In the business world, the hope is that this enhanced role will finally result in the full integration of the single market and economy. Better access to wider markets, a larger consumer base, increased economies of scale, enhanced investment opportunities, and increased competitiveness, are all keenly anticipated.
To underline the importance of accelerating CSME’s evolution, let’s examine the experience of two Trinidad and Tobago-based companies: RHS Marketing Limited’s Karibbean Flavours brand, and Guardian Life of the Caribbean Limited.
Karibbean Flavours: CSME helped grow our intra- and extra-regional imports
Since 1996, Ravi Sankar, founder of RHS Marketing Limited, has been manufacturing and distributing a wide range of premium seasonings, spices, condiments, drinks, essences and browning products under the Karibbean Flavours brand. Many of the products have their roots in the region’s exotic cuisine and reflect a com-bination of cultures and tastes.
The CSME has worked well for his company, Sankar says, helping it to grow from a local supplier to a regional exporter. Starting with a small shipment to Antigua, Karibbean Flavours now has a presence on store shelves in several Caricom countries, including Barbados, Dominica, Grenada, Guyana and Suriname.
“Regional distributors found it economical to purchase from us under the CSME, as compared to the United States, because there were no taxes on imports from Trinidad and Tobago. Through the certifying body in Trinidad we were able to get Caricom certificates for all the products we produce, and this made it attractive for buyers.”
When supply is not available locally, Karibbean Flavours has also benefitted from duty-free access to ingredients such as pepper and thyme, sometimes at lower prices.
The process is not without its challenges, however. Sankar explains that, when shipping products, he sometimes experiences difficulties in obtaining the relevant documents on time from customs and excise. The delays result in added costs for storage, among other things.
Karibbean Flavours products can also be found beyond the Caribbean, in the United States, the United Kingdom and Canada. Sankar says that having a regional presence has helped the firm expand internationally. “With our brand well represented in Caricom, it is easier for diaspora and tourist consumers who reside in international markets to recognise it.”
Guardian Life: a fully implemented CSME benefits everyone
Guardian Life is a dynamic insurance and financial institution which provides financial services across four major territories in the English and Dutch Caribbean, including Trinidad and Tobago, Jamaica, and Barbados.

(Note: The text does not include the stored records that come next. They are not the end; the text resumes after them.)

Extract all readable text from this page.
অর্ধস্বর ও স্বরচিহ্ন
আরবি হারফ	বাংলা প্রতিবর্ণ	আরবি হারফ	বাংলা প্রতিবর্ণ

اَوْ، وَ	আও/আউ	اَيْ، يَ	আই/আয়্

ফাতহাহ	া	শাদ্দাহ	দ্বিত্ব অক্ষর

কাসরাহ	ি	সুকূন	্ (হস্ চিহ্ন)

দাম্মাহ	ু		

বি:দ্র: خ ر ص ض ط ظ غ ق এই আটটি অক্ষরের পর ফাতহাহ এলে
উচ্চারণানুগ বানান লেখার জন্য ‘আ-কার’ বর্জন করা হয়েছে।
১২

Established in1980, with head offices in Westmoorings, Trinidad, Guardian Life is engaged in underwriting all classes of long-term individual and group life, health and pensions insurance business, as well as associated investment activities.
“As a pan-Caribbean group, we are starting to see the impact of regional integration, where our customers’ behaviours are changing. For example, if customers from Jamaica have a policy in Trinidad, they want to know more about how we effect these transactions. So it’s really about having the framework in place, to allow the free movement of people and the free movement of business to grow, and have greater access to markets and greater convenience.” Pascal also notes that, even though “we all have very common backgrounds, there are multiple regulators with multiple financial standards to be dealt with.”
While hoping that ongoing work will yield tangible CSME benefits for all, “we’d like to see some real initiatives come out of it, that make the ease of doing business across the region better and that will ultimately benefit the populations as a whole. Where we realise investment opportunities through expanded markets. This could only redound to everyone’s benefit in the long run: governments, policy holders, and the organisations in between.